This study was just published Open Access in the Journal of Science and Medicine in Sports. It identified the causal relationship between growth velocity and injury in elite-level youth football players and assessed the mediating effects of motor performance in this causal pathway.
Background
Injuries in youth academy football (soccer) are a risk for the careers of talented players. Therefore, injury risk assessment and management are of great importance for youth academies to retain their high potential athletes. Injury incidence in elite-level football players increases with age and peaks during adolescence.
Previous work has only investigated associations between growth velocity and injury or between motor performance and injury in youth elite-level football players. These studies did not apply analytical models based on causal concepts to determine injury risk, so no causal conclusions could be drawn. Furthermore, no previous study investigated the potential role of modifiable motor performance parameters in the growth-injury relationship.

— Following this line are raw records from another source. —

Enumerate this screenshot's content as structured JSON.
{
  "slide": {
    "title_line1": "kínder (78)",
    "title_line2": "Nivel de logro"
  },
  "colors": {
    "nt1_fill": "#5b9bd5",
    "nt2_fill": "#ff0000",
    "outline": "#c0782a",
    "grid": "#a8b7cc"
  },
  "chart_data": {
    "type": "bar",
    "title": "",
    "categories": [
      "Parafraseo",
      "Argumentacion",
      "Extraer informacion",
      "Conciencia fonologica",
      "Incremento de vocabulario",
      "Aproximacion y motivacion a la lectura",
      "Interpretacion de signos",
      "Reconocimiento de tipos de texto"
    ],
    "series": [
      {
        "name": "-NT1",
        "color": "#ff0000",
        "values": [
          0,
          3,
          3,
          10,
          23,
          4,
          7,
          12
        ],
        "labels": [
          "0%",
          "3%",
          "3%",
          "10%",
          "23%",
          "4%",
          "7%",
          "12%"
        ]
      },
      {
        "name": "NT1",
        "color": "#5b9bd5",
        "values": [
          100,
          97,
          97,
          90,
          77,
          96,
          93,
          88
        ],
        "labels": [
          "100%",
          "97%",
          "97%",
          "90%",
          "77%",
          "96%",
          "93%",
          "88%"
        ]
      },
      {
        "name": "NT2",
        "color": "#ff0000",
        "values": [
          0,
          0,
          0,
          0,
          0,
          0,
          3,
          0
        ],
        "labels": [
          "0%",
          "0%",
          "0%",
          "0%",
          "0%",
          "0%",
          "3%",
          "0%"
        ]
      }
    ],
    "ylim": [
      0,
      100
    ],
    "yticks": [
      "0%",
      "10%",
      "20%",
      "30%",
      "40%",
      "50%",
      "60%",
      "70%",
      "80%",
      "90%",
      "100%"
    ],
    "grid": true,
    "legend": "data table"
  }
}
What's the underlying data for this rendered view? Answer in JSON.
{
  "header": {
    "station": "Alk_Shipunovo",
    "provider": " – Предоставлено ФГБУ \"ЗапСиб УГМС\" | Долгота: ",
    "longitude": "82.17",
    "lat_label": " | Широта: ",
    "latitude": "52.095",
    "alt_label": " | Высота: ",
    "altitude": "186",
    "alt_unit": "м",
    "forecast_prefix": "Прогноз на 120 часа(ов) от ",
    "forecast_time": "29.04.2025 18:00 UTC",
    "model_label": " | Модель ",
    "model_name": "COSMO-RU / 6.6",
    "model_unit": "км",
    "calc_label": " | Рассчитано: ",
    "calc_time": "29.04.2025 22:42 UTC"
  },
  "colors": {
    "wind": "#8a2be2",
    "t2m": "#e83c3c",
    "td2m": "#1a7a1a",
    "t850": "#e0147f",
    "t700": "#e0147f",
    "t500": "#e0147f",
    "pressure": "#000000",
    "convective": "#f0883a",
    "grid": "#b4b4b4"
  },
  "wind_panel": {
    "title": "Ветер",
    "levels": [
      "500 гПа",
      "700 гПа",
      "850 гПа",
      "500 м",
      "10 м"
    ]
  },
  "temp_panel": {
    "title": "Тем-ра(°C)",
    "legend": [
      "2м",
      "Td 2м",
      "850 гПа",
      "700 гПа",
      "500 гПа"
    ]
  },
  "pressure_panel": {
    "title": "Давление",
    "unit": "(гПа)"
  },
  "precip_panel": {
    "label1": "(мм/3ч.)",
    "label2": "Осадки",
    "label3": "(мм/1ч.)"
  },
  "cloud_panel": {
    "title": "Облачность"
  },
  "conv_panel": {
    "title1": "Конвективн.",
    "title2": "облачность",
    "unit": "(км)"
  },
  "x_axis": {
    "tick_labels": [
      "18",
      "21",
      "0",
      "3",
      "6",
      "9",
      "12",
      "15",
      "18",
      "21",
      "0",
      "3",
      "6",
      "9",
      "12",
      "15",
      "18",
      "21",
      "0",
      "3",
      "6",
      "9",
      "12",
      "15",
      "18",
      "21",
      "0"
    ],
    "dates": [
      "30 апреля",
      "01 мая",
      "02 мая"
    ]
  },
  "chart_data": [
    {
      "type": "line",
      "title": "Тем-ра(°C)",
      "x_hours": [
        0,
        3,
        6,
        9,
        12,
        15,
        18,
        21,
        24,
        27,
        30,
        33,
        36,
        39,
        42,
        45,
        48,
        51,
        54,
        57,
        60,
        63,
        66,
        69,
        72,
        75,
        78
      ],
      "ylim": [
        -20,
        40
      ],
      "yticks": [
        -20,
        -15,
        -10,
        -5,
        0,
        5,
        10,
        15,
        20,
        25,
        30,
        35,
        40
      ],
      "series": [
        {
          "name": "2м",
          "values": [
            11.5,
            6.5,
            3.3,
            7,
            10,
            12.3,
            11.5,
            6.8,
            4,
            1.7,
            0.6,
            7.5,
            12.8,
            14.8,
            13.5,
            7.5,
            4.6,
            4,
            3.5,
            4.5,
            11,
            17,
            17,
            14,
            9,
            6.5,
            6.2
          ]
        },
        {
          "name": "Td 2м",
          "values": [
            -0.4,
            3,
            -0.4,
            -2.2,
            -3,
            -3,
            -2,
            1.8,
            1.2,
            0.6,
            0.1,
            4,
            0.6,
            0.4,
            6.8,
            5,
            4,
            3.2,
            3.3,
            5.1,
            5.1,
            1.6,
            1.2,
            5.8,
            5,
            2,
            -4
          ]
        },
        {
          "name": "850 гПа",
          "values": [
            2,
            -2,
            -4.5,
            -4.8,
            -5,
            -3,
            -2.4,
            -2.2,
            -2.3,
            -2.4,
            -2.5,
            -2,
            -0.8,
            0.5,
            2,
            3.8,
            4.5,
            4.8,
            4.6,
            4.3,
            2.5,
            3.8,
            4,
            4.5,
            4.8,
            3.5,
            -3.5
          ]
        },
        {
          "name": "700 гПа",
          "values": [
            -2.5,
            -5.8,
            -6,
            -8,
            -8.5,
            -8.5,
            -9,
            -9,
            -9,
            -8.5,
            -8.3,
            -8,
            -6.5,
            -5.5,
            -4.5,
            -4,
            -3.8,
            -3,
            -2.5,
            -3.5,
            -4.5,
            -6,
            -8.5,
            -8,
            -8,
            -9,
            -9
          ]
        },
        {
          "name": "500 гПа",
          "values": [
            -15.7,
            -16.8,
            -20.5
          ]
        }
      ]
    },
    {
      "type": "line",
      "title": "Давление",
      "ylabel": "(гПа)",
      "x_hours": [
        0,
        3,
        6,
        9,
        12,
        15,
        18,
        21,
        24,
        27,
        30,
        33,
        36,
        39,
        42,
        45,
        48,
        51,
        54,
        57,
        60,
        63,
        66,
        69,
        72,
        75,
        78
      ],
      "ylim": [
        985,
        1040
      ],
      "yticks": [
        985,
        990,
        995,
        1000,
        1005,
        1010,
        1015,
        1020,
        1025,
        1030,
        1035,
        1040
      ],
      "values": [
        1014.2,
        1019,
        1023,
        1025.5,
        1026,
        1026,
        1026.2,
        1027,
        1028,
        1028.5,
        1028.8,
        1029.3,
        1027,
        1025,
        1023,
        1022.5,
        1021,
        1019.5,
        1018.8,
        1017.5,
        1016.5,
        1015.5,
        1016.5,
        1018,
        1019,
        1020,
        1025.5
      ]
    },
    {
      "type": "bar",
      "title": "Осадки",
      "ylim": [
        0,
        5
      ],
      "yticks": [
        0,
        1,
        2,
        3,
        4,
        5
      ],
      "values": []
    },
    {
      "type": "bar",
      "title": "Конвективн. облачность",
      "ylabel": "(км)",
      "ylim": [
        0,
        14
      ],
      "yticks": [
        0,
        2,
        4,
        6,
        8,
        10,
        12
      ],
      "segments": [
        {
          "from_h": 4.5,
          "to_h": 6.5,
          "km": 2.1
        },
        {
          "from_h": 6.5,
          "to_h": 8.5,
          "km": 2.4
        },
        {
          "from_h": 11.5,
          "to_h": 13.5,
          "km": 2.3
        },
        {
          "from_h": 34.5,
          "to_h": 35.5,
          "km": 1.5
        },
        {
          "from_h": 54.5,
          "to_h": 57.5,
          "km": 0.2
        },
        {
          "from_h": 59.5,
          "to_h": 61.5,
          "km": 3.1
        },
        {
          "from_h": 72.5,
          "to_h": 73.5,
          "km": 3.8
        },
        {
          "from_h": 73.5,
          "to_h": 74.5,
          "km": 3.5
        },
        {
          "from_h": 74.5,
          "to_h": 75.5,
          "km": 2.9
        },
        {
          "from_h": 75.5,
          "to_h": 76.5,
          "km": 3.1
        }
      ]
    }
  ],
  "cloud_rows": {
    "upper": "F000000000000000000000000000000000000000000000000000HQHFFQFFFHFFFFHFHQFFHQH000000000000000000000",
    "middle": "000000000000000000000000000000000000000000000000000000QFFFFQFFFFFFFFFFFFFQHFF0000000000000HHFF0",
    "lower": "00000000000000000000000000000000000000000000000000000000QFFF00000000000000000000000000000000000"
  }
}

Therefore, the aim of this prospective cohort study was to use a causal inference approach to gain further insights into the causal effect of growth velocity on injury risk and the role of motor performance measures as modifiable mediating factors in pubertal elite-level male youth football players.
Methods
We measured the body height of 378 male elite-level football players of the U13 to U15 age categories three to four months before and at the start of the competitive season. At the start of the season, players also performed a motor performance test battery, including motor coordination, muscular performance, flexibility, and endurance measures. Injuries were continuously registered by the academies’ medical staff during the first two months of the season. Based on the causal directed acyclic graph (DAG) that identified our assumptions about causal relations between growth velocity (standardized to cm/y), injuries, and motor performance, the causal effect of growth velocity on an injury was obtained by conditioning on maturity offset. We determined the natural indirect effects of growth velocity on injury mediated through motor performance.
Results
In total, 105 players sustained an injury. Odds ratios (OR) showed a 15% increase in injury risk per centimetre/year of growth velocity (1.15, 95%CI: 1.05–1.26). There was no causal effect of growth on injury through the motor performance mediated pathways (all ORs were close to 1.0 with narrow 95%CIs).
Conclusions
Higher growth velocities were causally related to an increased risk of medical attention injuries in our sample of U13 to U15 male youth elite-level football players. The motor coordination, muscular performance, flexibility, and endurance measures used in this study did not appear to mediate this causal effect and were not risk factors of injuries themselves. Future studies could build upon our findings and investigate further possible causal pathways from general motor performance to injury risk, in order to identify specific targets for injury risk management in growing athletes.
Practical implications
Monitoring growth velocity in young athletes should become part of a risk management strategy to identify individuals being in periods of higher injury risk.
Screening of preseason motor performance measures does not allow assessing injury risk in the near future.
This study does not provide evidence to specifically target general motor performance when aiming at injury prevention in pubertal elite-level football players.
The full article can be accessed here (Open Access)
Rommers N, Rössler R, Shrier I, Lenoir M, Witvrouw E, D'Hondt E, Verhagen E. Motor performance is not related to injury risk in growing elite-level male youth football players. A causal inference approach to injury risk assessment. J Sci Med Sport. 2021 Mar 16:S1440-2440(21)00056-6. doi: 10.1016/j.jsams.2021.03.004. Epub ahead of print. PMID: 33752967.